Мы уже касались этого понятия в главах 3 и особенно 9 и главе «Может ли дарвинист верить в бога, или Чарльз Дарвин в роли Перри Мейсона». Но сейчас нам придется представить его немножко строже — не как простое проявление здравого смысла, а как четкий методологический критерий, позволяющий отличать научные теории от других умственных построений — подчас очень сходных с ними, но все же имеющих иную природу и иной статус.
Отступление историко-методологическое: как проверить теорию?
Начнем издалека. С самого начала существования того, что мы называем наукой в узком смысле этого слова, — европейского естествознания Нового времени — в нем утвердилось требование: любые научные теории должны проверяться фактами, то есть результатами наблюдений или/и экспериментов. То, что не может быть проверено на соответствие фактам, не является научной теорией. Это не значит, что такой продукт мысли ни на что не годится: непроверяемыми неизбежно окажутся и учение церкви (которую все ученые тех времен уважали, а многие принадлежали к ней и даже были ее служителями), и философская система, созданная всемирно признанным мыслителем, и прекрасное литературное произведение. Словом, это может быть все, что угодно — но только не научная теория.
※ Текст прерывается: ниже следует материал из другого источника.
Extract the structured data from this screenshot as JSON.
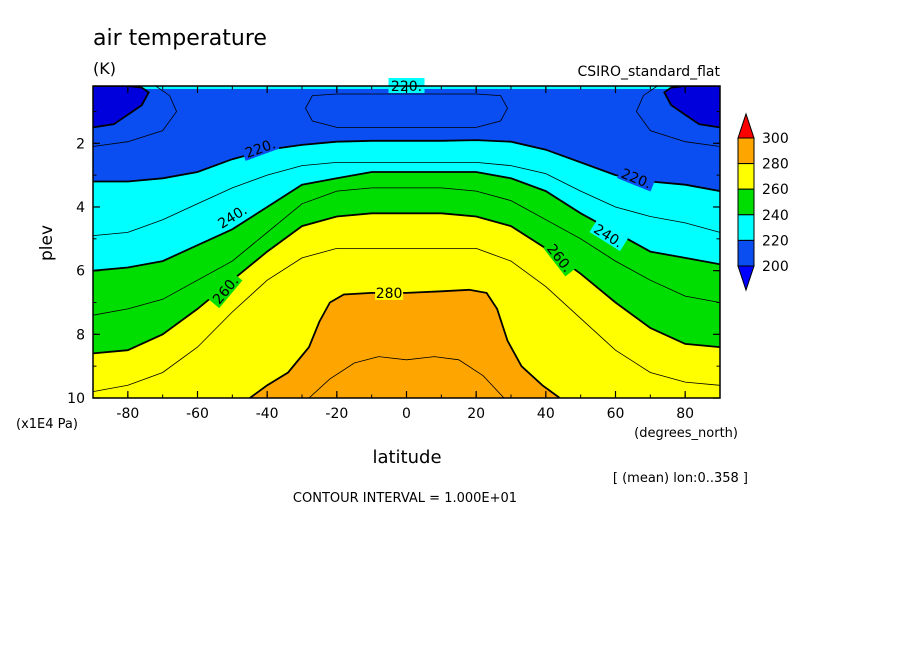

Сегодня это кажется очевидным и банальным — как же можно выяснить, верна или неверна та или иная теория? Вспомним, однако, что в «царице наук» — математике — никакой эмпирической проверки не предусмотрено. Чтобы доказать справедливость того или иного утверждения, нужно продемонстрировать, что оно логически следует из принятого набора аксиом и определений. Сам же этот набор должен всего лишь не содержать внутренних противоречий, а то, что он или отдельные его положения противоречат данным опыта (как, например, пятый постулат в геометрии Лобачевского или Римана) — совершенно неважно. Впрочем, в математике слово «теория» вообще означает не то, что в естественных науках, — «теориями» здесь фактически именуются крупные разделы математики: теория множеств, теория вероятностей, теория функций комплексного переменного и т. д.
С другой стороны, даже и после возникновения естествознания и осмысления им своего метода в нем еще долго циркулировали теории, о проверке которых даже не заходила речь. В самом деле, как можно «проверить фактами» ту же «лестницу существ» Бонне (см. главу 18) или даже систему растений и животных, предложенную Карлом Линнеем? Можно оспорить отнесение того или иного конкретного вида к тому или иному таксону (скажем, в 1930-е годы большую панду перенесли из семейства медвежьих в семейство енотовых, а спустя несколько десятилетий вернули обратно в медвежьи) или ранг конкретного таксона (так, в 1912 году зайцеобразных — зайцев, кроликов и пищух, — считавшихся до того подотрядом отряда грызунов, выделили в самостоятельный отряд), или, наконец, корректность самого выделения данного таксона (например, в конце XIX века был упразднен отряд толстокожих, а входившие в него животные — слоны, носороги, бегемоты, тапиры и свиньи — распределены по трем разным отрядам). Но какие факты могут опровергнуть сам принцип построения биологической системы, предложенный Линнеем? Между тем объявить эту систему не имеющей отношения к науке было бы тоже как-то странно — учитывая ту огромную роль, которую она играла и продолжает играть в биологии вплоть до наших дней.